By midlife, it’s so easy to get into a routine. This can feel invigorating to some, and to others, strangling. Recently I talked with Barbara (not her real name) who by outer worldly measures had all the trappings of success. She had a successful job and a modest amount of savings, to take some time off and do some traveling. Recently, however, she had been the caretaker for her Dad. She loved him dearly and was facing a major combined case of caregiver burnout and regret. During the many hours, she had spent with her Dad, she had also reviewed her life and felt she had little to show for the first half of her life.
Barbara had lived up to her family’s and the world’s expectations for her. She realized she was living other people’s dreams for her but not living her own. She felt empty and raw inside. Together we looked at what was working and not working for her. When you feel stuck, it’s often hard to think that for the moment anything is going right. We looked at what gave her pleasure, the goals she wanted to accomplish. Together we worked on redesigning her life in a way that allowed her to reclaim her hopes and dreams. The last time I saw Barbara, she had a big grin on her face and laughter in her eyes. She had reinvented herself and reclaimed her joy and happiness.
Reinventing midlife first comes from a need to change.
Barbara’s realization that she wanted her life to change came with the change of pace and lifestyle caused by taking time off to be her Dad’s primary caretaker. Often change at midlife may be forced on you by outer changes beyond your control. Midlife is a time of change and transitions. Marriages end or may find increased vitality and love. Careers end with layoffs. Children leave the nest. Your parents and other loved ones need your care or pass away.
The need to make changes at midlife may also come from inside us. You may feel stuck or bored or numb, like you are trapped with no way out. You may have regrets or you may sense that there is more to life and you are ready for a change.
Reinventing Midlife is Getting Off Auto Pilot
An unexamined life is not worth living.
You may have a sense that if you don’t take action now to do something different that the opportunity will be forever lost. Yes, as you age, some opportunities or lost but others show up.
To reinvent midlife requires visioning a bigger bolder future. For most, this requires taking a leap of faith that you can accomplish, or at least set out on a path guided by your vision, your values, and what gives you meaning and purpose.
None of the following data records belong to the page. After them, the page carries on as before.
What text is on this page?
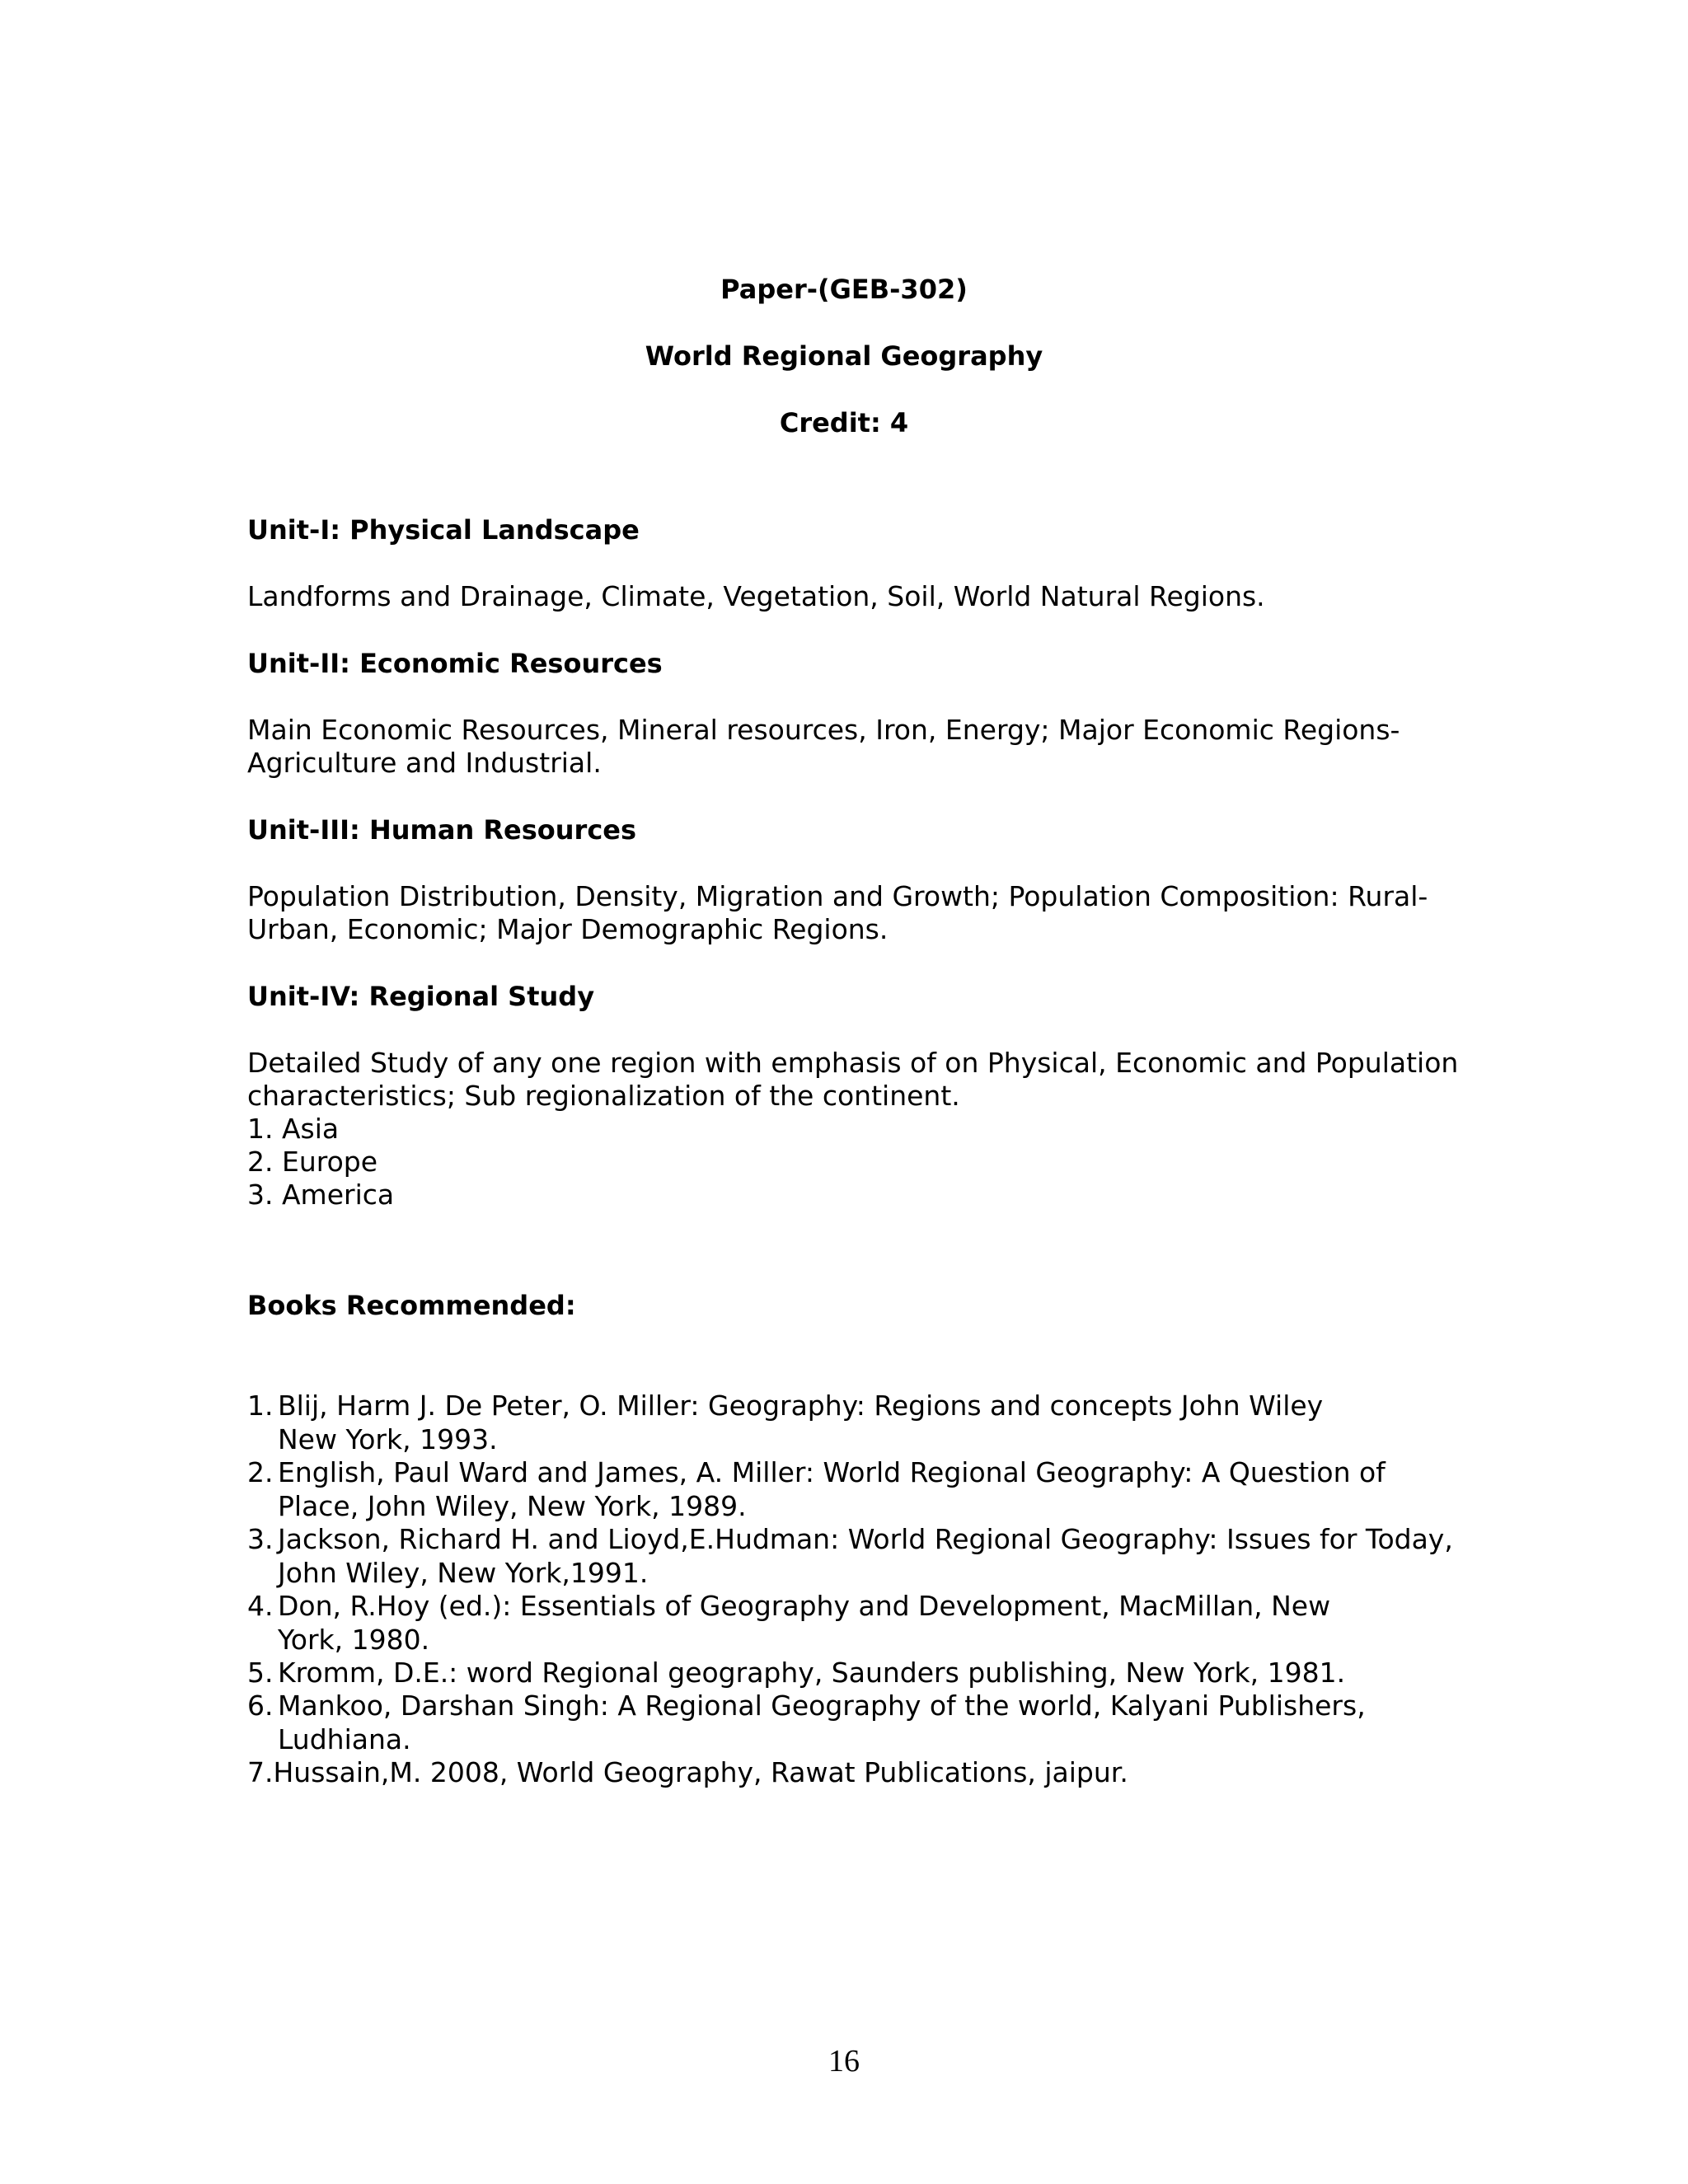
Paper-(GEB-302)
World Regional Geography
Credit: 4
Unit-I: Physical Landscape
Landforms and Drainage, Climate, Vegetation, Soil, World Natural Regions.
Unit-II: Economic Resources
Main Economic Resources, Mineral resources, Iron, Energy; Major Economic Regions-
Agriculture and Industrial.
Unit-III: Human Resources
Population Distribution, Density, Migration and Growth; Population Composition: Rural-
Urban, Economic; Major Demographic Regions.
Unit-IV: Regional Study
Detailed Study of any one region with emphasis of on Physical, Economic and Population
characteristics; Sub regionalization of the continent.
1. Asia
2. Europe
3. America
Books Recommended:
1. Blij, Harm J. De Peter, O. Miller: Geography: Regions and concepts John Wiley
New York, 1993.
2. English, Paul Ward and James, A. Miller: World Regional Geography: A Question of
Place, John Wiley, New York, 1989.
3. Jackson, Richard H. and Lioyd,E.Hudman: World Regional Geography: Issues for Today,
John Wiley, New York,1991.
4. Don, R.Hoy (ed.): Essentials of Geography and Development, MacMillan, New
York, 1980.
5. Kromm, D.E.: word Regional geography, Saunders publishing, New York, 1981.
6. Mankoo, Darshan Singh: A Regional Geography of the world, Kalyani Publishers,
Ludhiana.
7.Hussain,M. 2008, World Geography, Rawat Publications, jaipur.
16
Reinventing midlife requires facing our fears.
What are your inner demons, that are holding you back? What do those voices in the back of your head say that keep you from moving forward and creating the life of your dreams? There may be regret that those voices have kept you playing small for much of your life, but they don’t have to any longer. Reinventing midlife does not mean that your fears will suddenly vanish with the wave of a magic wand and that all your dreams will come true. Rather a realization that your fears are merely smoke and mirrors holding you back.
Your turn now
Baby Boomers are doing a terrific job of reinventing midlife in all sorts of wonderful ways. No need to be relegated to the couch or the kitchen or to just keep doing the same thing over and over.
If you can dream it, you can do it. How will you spend your midlife and beyond?